Risk of bias for each included study will be independently assessed by the same initial reviewers (NK and TH); the third reviewer (AR) will mediate in situations of disagreement. Cohen’s κ will be used to assess agreement between the reviewers. All tools and processes will be piloted prior to use. Risk of bias will be assessed using the modified version of the Quality in Prognostic Studies (QUIPs) tool, originally developed by Hayden et al. [30]. Studies will be assessed based on the domains of representation of sample, definition of study sample, study attrition, outcome measurement, confounding, statistical analysis, provision of data, and blinding of outcomes (modified version: Additional file 4).

Dealing with missing data

In case of missing data, authors will be contacted to provide additional information. If missing values (i.e. mean and variance) cannot be retrieved, the formula of Hozo et al. [31] will be used to estimate mean and variance with use of median, range, and sample size. Headrick’s formula [32] will be used to combine means when separate means describe results of one study group.

Assessment of heterogeneity

The statistical heterogeneity will be analysed using the I2 [33]. The literature suggests 25 % as low heterogeneity, 50 % as moderate, and 75 % as high [33].

Assessment of reporting biases

To assess location bias and outcome reporting bias [27], relevant study characteristics such as the indexing of studies in electronic databases and reported outcome measures will be described. If there are sufficient numbers of studies available (i.e. ≥10), a modified funnel plot (Fig. 1) will be constructed to assess for possible publication bias. A modification of a standard funnel plot [27] is needed to assess selective publication of change on pain and disability outcomes in relation to the study sample size.

Fig. 1
figure 1

Example of a modified funnel plot; outcome versus total sample size

Data synthesis

If possible, a meta-analysis will be conducted on pain and/or disability outcome data with the use of Stata and R [34, 35]. Variance-weighted pooled estimates of outcomes will be calculated for the continuous data [29]. Minimal important change values as provided by Ostelo et al. [36] (VAS 15, NRS 2, ODI 10, RDQ 5, QBPDQ 20) will be used to interpret results and draw conclusions regarding a satisfying or disappointing natural course of pain and disability after LSF. However, it needs to be stressed that these values are for individual rather than group changes. Therefore, the method of Guyatt et al. [37] will be applied to estimate proportions of patients who benefit from treatment.

Reporting of the review

The results will be reported in accordance with the PRISMA statement and its checklist [28]. A completed copy of the PRISMA checklist will be provided in the additional files (Additional file 5) (PROSPERO CRD42015026922).

Discussion

This systematic review and meta-analysis will provide an overview of the natural course of pain and disability in patients with degenerative disorders of the lumbar spine after first-time LSF surgery. The results could provide valuable information what would improve our understanding of recovery after LSF and serve as a rigid foundation for comparison of LSF outcomes of future studies. Ultimately, the results may lead to changes in timing of adequate LSF management and decision making for both patients and surgeons.

In this systematic review and meta-analysis, it is necessary to anticipate on a few challenges.

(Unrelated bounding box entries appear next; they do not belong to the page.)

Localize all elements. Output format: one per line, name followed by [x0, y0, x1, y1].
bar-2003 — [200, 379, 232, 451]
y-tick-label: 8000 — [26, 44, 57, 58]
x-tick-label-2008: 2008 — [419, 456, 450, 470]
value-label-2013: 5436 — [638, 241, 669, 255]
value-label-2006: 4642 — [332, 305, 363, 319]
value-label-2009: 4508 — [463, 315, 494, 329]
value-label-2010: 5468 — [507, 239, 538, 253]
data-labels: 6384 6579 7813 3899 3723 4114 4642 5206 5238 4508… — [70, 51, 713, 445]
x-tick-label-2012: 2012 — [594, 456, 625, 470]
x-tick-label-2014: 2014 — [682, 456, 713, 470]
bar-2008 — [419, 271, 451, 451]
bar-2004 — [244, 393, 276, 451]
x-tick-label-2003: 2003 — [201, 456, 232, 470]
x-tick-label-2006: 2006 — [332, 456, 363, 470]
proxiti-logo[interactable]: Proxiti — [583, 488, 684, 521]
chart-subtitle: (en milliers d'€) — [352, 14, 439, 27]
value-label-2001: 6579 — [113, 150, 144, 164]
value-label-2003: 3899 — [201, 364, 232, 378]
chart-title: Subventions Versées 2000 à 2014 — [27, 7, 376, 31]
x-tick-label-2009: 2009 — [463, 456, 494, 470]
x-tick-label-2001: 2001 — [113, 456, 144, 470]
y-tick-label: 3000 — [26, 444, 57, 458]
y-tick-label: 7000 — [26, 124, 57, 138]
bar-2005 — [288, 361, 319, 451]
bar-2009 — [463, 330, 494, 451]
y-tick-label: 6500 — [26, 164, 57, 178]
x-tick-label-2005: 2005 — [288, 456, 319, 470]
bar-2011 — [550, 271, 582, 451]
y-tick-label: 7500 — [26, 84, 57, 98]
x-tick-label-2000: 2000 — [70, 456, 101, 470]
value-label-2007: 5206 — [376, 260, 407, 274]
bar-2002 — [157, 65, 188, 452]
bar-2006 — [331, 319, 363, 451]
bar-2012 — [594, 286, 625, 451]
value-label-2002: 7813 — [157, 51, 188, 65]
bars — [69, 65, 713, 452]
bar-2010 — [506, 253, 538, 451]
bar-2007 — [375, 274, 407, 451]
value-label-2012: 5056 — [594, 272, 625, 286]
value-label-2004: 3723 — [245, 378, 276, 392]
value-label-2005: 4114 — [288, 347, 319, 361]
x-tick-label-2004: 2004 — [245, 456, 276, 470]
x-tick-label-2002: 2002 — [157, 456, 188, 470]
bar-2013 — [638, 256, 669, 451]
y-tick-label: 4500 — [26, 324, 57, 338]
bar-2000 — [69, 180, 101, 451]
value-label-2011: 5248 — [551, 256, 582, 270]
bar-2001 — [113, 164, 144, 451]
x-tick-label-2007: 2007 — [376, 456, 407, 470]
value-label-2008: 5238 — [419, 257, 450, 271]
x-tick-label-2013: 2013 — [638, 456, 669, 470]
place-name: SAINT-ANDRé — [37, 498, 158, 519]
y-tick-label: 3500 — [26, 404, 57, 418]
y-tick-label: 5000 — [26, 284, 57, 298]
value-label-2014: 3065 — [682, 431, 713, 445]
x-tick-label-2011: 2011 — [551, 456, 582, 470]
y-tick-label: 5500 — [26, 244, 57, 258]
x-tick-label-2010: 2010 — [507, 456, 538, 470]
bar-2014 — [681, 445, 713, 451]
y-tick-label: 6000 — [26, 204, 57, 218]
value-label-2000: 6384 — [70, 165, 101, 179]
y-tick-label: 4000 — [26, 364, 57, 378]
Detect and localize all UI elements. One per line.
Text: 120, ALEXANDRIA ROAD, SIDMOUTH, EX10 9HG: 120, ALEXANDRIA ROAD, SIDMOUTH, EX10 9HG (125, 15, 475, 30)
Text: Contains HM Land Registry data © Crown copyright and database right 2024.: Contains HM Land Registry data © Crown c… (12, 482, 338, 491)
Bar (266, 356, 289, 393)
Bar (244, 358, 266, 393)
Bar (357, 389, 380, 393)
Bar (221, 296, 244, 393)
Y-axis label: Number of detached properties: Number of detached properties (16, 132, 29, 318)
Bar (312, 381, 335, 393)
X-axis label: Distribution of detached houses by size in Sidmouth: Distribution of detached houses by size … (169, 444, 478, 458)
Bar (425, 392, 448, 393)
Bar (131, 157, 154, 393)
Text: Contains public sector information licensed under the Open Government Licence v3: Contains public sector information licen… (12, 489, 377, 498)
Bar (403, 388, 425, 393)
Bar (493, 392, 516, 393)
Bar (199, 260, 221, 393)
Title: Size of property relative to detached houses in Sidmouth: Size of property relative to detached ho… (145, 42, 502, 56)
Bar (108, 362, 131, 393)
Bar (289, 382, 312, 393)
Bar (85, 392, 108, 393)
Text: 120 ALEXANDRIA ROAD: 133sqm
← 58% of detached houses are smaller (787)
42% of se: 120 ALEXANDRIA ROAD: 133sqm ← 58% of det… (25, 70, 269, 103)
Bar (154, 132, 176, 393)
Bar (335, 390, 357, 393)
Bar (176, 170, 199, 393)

First, there could be a high heterogeneity in used surgical procedures (e.g. open versus minimally invasive) as a result of lack of evidence regarding safety and efficacy of different procedures [38]. Where possible, data will be pooled and analysed within the same surgical procedure. Secondly, it is possible that the continuous outcome data on the same construct needs to be converted to a 0 to 100 scale or percentage to increase comparability of data between studies [36]. Percentages could improve the ability to interpret change between outcome measures [36].